Considerados os aspectos jurisprudenciais e doutrinários, registra-se que atualmente concubinato e união estável não merecem equiparação. É impossível tratar ambos os institutos como se sinônimos fossem, porquanto, como visto, o Direito moderno, a teor do Novo Código Civil, delimita bem a diferença entre aqueles, salientando-se sempre que a relação de concubinato pressupõe impedimento para casar.

Deixe-se claro, ainda, que não se pretende excluir eventuais direitos da concubina. No entanto, a clareza das súmulas, ainda mais quando inadequadas ao Direito vigente, demonstra-se de fundamental relevância para os meios jurídico e social.

Nesse passo, o cancelamento, revogação ou substituição da Súmula n.º 35 do Supremo Tribunal Federal, em vista do que anteriormente se referiu, demonstra-se a medida mais adequada ao atual estágio de evolução do Direito Pátrio.

Pelo fio do exposto, tendo em mira que “a súmula de jurisprudência é o resumo ou a condensação de vários acórdãos, do mesmo tribunal, que adotem idêntica interpretação de matéria jurídica, com caráter persuasivo”[5], não se pode olvidar que os verbetes emanados, mormente dos Tribunais Superiores e do Supremo Tribunal Federal, merecem especial respaldo, cabendo por isso as alterações pertinentes quando se fizer necessário, notadamente em acompanhamento da evolução jurídica - exatamente como carece o caso em tela.

[1]             RE 15839; Relator Min. Mario Guimarães, Julgamento 08/11/1951 01 - Primeira Turma. Publicação DJ DATA-07-05-52.

[2]             RE 47724; Relator Min. Victor Nunes, Julgamento 26/03/1963 02 - Segunda Turma. Publicação ADJ DATA-06-06-63.

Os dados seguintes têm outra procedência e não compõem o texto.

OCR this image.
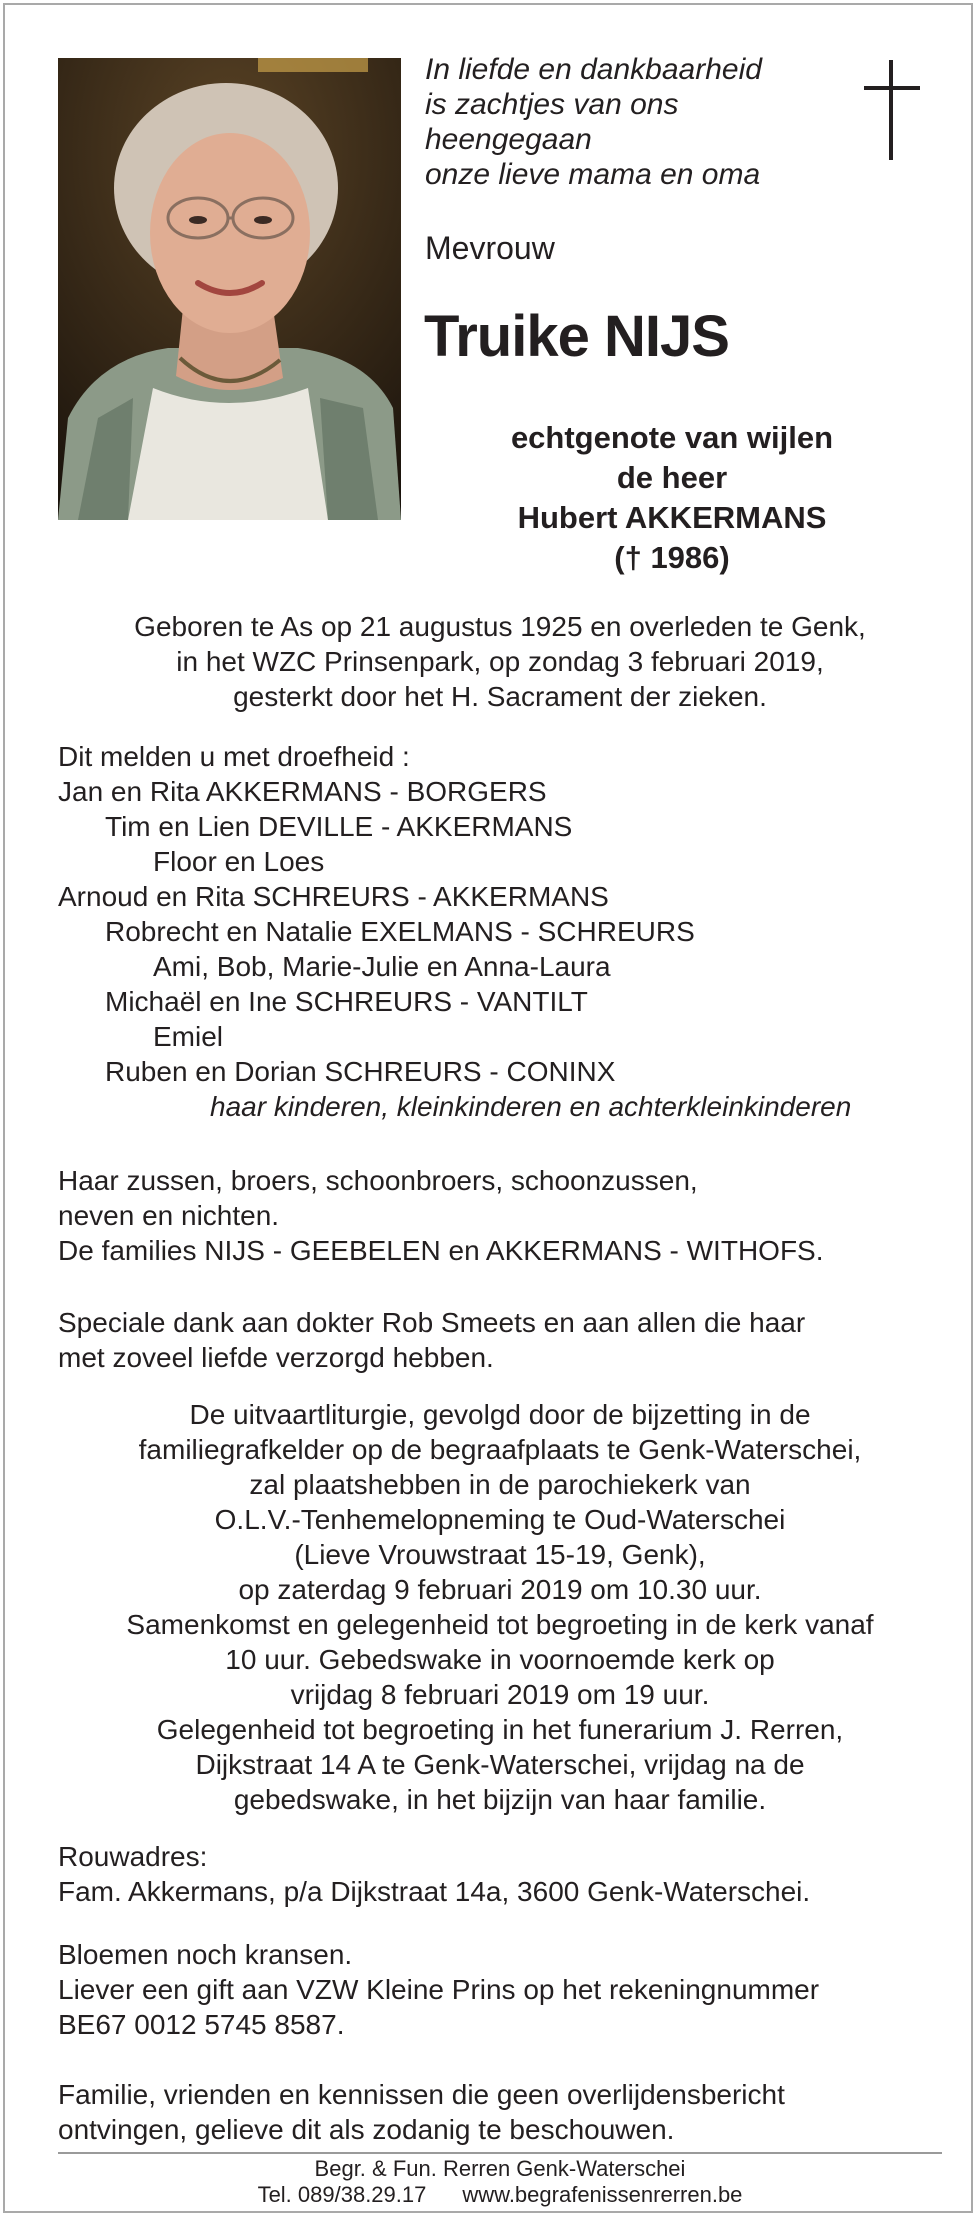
In liefde en dankbaarheid
is zachtjes van ons
heengegaan
onze lieve mama en oma
Mevrouw
Truike NIJS
echtgenote van wijlen
de heer
Hubert AKKERMANS
(† 1986)
Geboren te As op 21 augustus 1925 en overleden te Genk,
in het WZC Prinsenpark, op zondag 3 februari 2019,
gesterkt door het H. Sacrament der zieken.
Dit melden u met droefheid :
Jan en Rita AKKERMANS - BORGERS
Tim en Lien DEVILLE - AKKERMANS
Floor en Loes
Arnoud en Rita SCHREURS - AKKERMANS
Robrecht en Natalie EXELMANS - SCHREURS
Ami, Bob, Marie-Julie en Anna-Laura
Michaël en Ine SCHREURS - VANTILT
Emiel
Ruben en Dorian SCHREURS - CONINX
haar kinderen, kleinkinderen en achterkleinkinderen
Haar zussen, broers, schoonbroers, schoonzussen,
neven en nichten.
De families NIJS - GEEBELEN en AKKERMANS - WITHOFS.
Speciale dank aan dokter Rob Smeets en aan allen die haar
met zoveel liefde verzorgd hebben.
De uitvaartliturgie, gevolgd door de bijzetting in de
familiegrafkelder op de begraafplaats te Genk-Waterschei,
zal plaatshebben in de parochiekerk van
O.L.V.-Tenhemelopneming te Oud-Waterschei
(Lieve Vrouwstraat 15-19, Genk),
op zaterdag 9 februari 2019 om 10.30 uur.
Samenkomst en gelegenheid tot begroeting in de kerk vanaf
10 uur. Gebedswake in voornoemde kerk op
vrijdag 8 februari 2019 om 19 uur.
Gelegenheid tot begroeting in het funerarium J. Rerren,
Dijkstraat 14 A te Genk-Waterschei, vrijdag na de
gebedswake, in het bijzijn van haar familie.
Rouwadres:
Fam. Akkermans, p/a Dijkstraat 14a, 3600 Genk-Waterschei.
Bloemen noch kransen.
Liever een gift aan VZW Kleine Prins op het rekeningnummer
BE67 0012 5745 8587.
Familie, vrienden en kennissen die geen overlijdensbericht
ontvingen, gelieve dit als zodanig te beschouwen.
Begr. & Fun. Rerren Genk-Waterschei
Tel. 089/38.29.17 www.begrafenissenrerren.be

[3]             AI Nº 160.676 - Rio de Janeiro (97/0068126-2). Data de Publicação: 25/05/1999.

[4]               RESP-589/SP; 1989/0009804-7; Relator Min. Athos Carneiro. Quarta Turma. Data da Decisão: 14/08/1990. DJ DATA:10/09/1990.

[5]               Notícias do Supremo Tribunal Federal. Publicada em 06.11.2003, às 17h30min.